A whole-university approach to mental health and wellbeing
The responsibility for suicidal students cannot solely lie with their therapists; Kalsi12 argues for shared responsibility around suicide, with far greater collaboration between university counselling services and university departments. McLafferty and O’Neill32 recommend that institutions take a whole-university approach to student suicide prevention, with an emphasis on learning, living, support and the development of compassionate communities. Many universities have already made progress, particularly since Universities UK published the Stepchange framework in 201733 and Suicide-Safer Universities in 2018,34 and Student Minds published the University Mental Health Charter.35
The Stepchange framework recommends that all student-facing staff are trained in suicide awareness, including how to have conversations with students and intervene as necessary when a student who presents in distress may be at risk of suicide. It is also essential for student support staff to receive adequate support, including the opportunity to reflect on their experiences of supporting students who present in considerable distress, particularly those who disclose suicidal thoughts.

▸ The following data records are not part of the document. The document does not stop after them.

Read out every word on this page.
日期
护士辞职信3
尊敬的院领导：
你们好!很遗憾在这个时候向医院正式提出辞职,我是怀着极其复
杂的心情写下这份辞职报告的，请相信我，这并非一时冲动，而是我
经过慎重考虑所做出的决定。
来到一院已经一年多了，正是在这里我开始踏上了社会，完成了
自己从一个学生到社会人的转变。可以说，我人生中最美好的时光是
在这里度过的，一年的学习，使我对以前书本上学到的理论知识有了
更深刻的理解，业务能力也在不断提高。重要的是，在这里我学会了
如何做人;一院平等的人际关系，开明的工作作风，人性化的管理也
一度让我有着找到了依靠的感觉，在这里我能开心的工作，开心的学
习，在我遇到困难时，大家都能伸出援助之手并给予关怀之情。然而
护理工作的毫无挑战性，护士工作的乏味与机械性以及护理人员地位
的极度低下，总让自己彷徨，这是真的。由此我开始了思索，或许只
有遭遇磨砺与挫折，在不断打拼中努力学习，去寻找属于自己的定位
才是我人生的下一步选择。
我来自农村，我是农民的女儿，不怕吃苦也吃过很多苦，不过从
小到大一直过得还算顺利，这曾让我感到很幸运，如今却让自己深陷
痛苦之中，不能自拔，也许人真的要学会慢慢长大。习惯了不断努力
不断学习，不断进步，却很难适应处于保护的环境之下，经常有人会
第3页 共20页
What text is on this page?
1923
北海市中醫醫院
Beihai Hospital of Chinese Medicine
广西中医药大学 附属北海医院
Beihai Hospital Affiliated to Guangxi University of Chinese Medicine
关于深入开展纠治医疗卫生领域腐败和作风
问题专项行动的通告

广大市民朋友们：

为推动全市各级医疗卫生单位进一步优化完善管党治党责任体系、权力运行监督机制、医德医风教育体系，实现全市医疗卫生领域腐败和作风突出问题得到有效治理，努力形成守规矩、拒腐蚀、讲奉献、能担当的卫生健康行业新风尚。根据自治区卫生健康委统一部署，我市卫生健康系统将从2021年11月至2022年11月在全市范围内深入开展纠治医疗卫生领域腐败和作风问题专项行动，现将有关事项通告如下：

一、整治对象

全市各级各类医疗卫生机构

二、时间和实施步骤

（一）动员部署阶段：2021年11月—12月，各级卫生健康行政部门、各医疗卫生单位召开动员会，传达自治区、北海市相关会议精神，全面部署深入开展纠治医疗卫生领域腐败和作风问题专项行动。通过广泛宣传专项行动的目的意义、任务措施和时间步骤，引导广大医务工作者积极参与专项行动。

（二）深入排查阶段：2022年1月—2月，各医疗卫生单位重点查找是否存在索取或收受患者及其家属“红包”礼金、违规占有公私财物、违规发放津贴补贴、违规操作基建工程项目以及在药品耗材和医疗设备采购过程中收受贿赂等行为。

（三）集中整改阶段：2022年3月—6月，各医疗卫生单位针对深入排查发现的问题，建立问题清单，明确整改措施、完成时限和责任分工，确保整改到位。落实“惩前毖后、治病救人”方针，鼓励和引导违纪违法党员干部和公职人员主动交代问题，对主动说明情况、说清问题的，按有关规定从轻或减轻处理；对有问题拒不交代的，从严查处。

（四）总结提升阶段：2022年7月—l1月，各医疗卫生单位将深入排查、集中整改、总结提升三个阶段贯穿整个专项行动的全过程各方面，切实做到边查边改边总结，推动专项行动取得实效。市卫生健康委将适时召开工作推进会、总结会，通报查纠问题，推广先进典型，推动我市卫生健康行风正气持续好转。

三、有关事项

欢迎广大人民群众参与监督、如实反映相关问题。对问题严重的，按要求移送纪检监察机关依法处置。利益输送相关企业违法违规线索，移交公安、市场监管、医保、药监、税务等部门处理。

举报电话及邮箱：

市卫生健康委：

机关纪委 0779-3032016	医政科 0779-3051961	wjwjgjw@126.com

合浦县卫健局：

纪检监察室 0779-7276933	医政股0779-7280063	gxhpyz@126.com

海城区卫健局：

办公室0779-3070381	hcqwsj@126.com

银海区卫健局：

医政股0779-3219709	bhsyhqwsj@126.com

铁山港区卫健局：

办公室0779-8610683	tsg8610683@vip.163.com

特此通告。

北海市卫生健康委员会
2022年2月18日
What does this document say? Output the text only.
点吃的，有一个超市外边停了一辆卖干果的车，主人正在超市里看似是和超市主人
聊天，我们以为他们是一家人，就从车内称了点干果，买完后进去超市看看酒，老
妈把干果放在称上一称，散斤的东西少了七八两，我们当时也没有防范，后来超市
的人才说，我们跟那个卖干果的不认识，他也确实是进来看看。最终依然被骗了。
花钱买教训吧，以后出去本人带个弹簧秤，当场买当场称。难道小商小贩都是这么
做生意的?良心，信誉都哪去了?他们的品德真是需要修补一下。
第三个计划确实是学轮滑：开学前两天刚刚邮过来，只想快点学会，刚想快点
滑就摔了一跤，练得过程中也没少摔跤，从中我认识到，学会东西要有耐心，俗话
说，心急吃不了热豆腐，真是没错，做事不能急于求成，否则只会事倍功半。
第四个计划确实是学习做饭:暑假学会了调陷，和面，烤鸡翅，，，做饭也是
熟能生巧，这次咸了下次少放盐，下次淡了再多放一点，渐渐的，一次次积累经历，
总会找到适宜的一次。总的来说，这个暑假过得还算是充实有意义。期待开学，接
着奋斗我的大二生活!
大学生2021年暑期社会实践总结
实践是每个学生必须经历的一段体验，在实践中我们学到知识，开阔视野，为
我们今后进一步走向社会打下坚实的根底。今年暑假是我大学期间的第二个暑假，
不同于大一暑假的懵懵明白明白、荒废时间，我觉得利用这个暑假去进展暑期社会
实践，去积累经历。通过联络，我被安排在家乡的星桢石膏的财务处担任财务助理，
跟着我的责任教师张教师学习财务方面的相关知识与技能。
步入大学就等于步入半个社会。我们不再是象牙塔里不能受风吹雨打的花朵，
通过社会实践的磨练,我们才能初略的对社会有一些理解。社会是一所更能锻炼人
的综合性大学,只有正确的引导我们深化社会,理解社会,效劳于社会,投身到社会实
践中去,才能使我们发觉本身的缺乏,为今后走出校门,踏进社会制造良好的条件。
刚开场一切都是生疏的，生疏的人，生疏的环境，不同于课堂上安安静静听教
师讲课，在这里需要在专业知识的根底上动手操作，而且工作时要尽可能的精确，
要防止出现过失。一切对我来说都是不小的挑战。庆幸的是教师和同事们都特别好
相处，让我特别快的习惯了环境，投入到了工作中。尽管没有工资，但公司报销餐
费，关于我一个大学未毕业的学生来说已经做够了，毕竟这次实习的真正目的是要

Social support for students is also essential to reduce the isolation and loneliness associated with suicidal ideation, exacerbated by the pandemic, where students have been encouraged to avoid socialising to prevent transmission of the COVID virus. Student peer support programmes may be one way of decreasing isolation and providing mental health support, facilitating students’ interaction (perhaps online at first), to connect with and provide support to each other.36
Finally, remember that supporting suicidal students is stressful, and engaging in self-care activities is crucial.37 Supervision and reflective practice groups help to facilitate this process.